I don't know what that looks like (and boy, if that's not the scariest thing I've said this month, I don't know what is!) or how long this will play out. I don't know if we will even start again. I told my therapist recently that if we actually stop and HWD is our only permanent child, the hardest part for me will be admitting I was wrong. She asked why, and I said, "I'm a 1! I have to be right. Rightness is at the core of my being!" And to be completely transparent, admitting I was wrong was one of the hardest parts of sending that email to our social worker.

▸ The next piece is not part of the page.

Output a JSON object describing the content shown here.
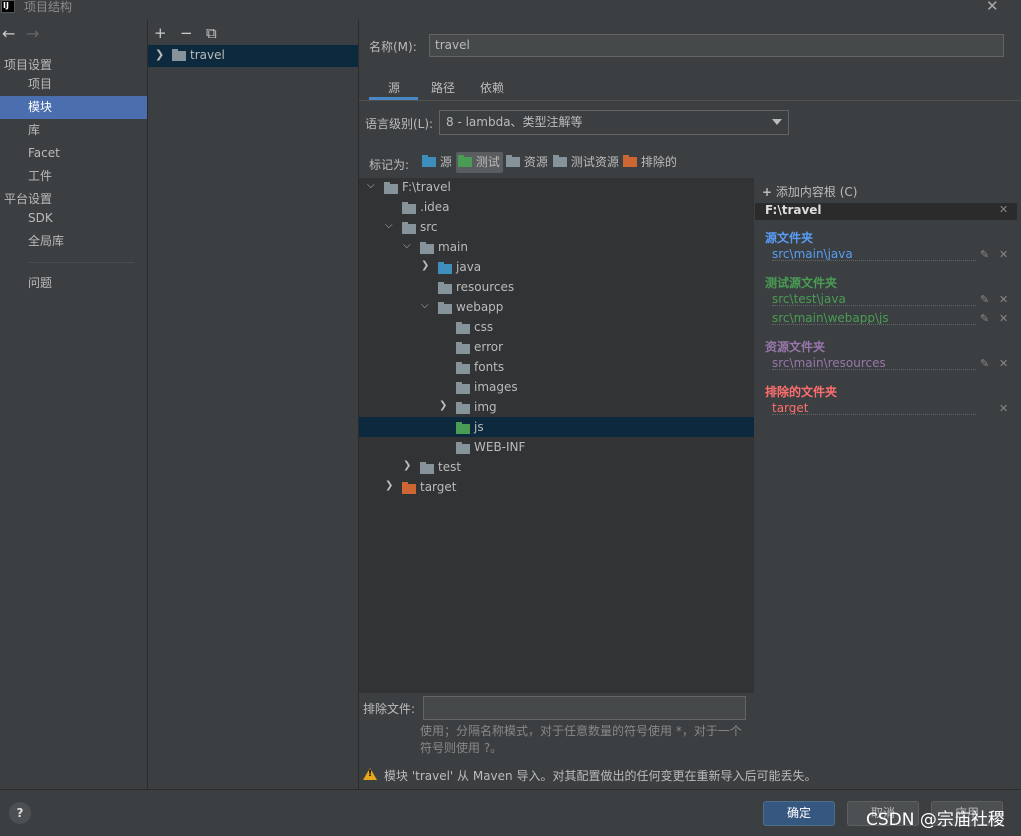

So here we are on the other side of this. Can I just tell you that there has been a true peace and joy in our home these last 19 days? It's amazing how that oppression just leaves when you finally stop following your own will and follow the Lord's leading. There is joy in our home again. There is peace in our relationship again. We laugh in our home again. For those who missed our wonderful story of furniture shopping, here's the nutshell version - We found a bed we both liked on clearance but didn't ask what size it was. I went back midweek and bought it so we could pick it up yesterday. We get home and set it up, and guess what? IT'S THE WRONG SIZE! Y'all I kid you not. We thought it was a queen, but alas, it's the king we've always kind of wanted but didn't have the mattress for. And since the bed was on clearance, it's no backsies! [We do plan on getting the right size mattress sooner rather than later, for those who are concerned.] But y'all, we laughed and laughed and laughed about this bed all day. We were on the way to dinner last night, and Rebekah said, "Ya know what? We laughed today for the first time in months. You didn't immediately go to that beating yourself up place and thinking you're the worst. You didn't blame anyone. We just laughed about it." And there was so much beauty, joy, and healing in that moment. It was truly a day that was full of love and laughter, over something as small as a bed. Or as large as the wrong sized bed, I guess.

So maybe that was why I found myself in tears this morning as we worshipped. I truly felt peace for the first time in a year. I let go go the pressure of having it all together. I let go of that image of what I thought my life would look like and the 2.5 kids with a white picket fence and a dog. I let go of myself and embraced the beauty of what God has given me - a beautiful wife, the most hilarious kid on the planet, a home to keep us safe and warm, a job that has brought opportunity for growth every day, a church family who just loves on us so very well, and really just the breath in my lungs. That is reason to praise, and for me, it was a reason to weep tears of joy. 

May you all let go of the pieces of yourself that you are clinging to and let God do his work.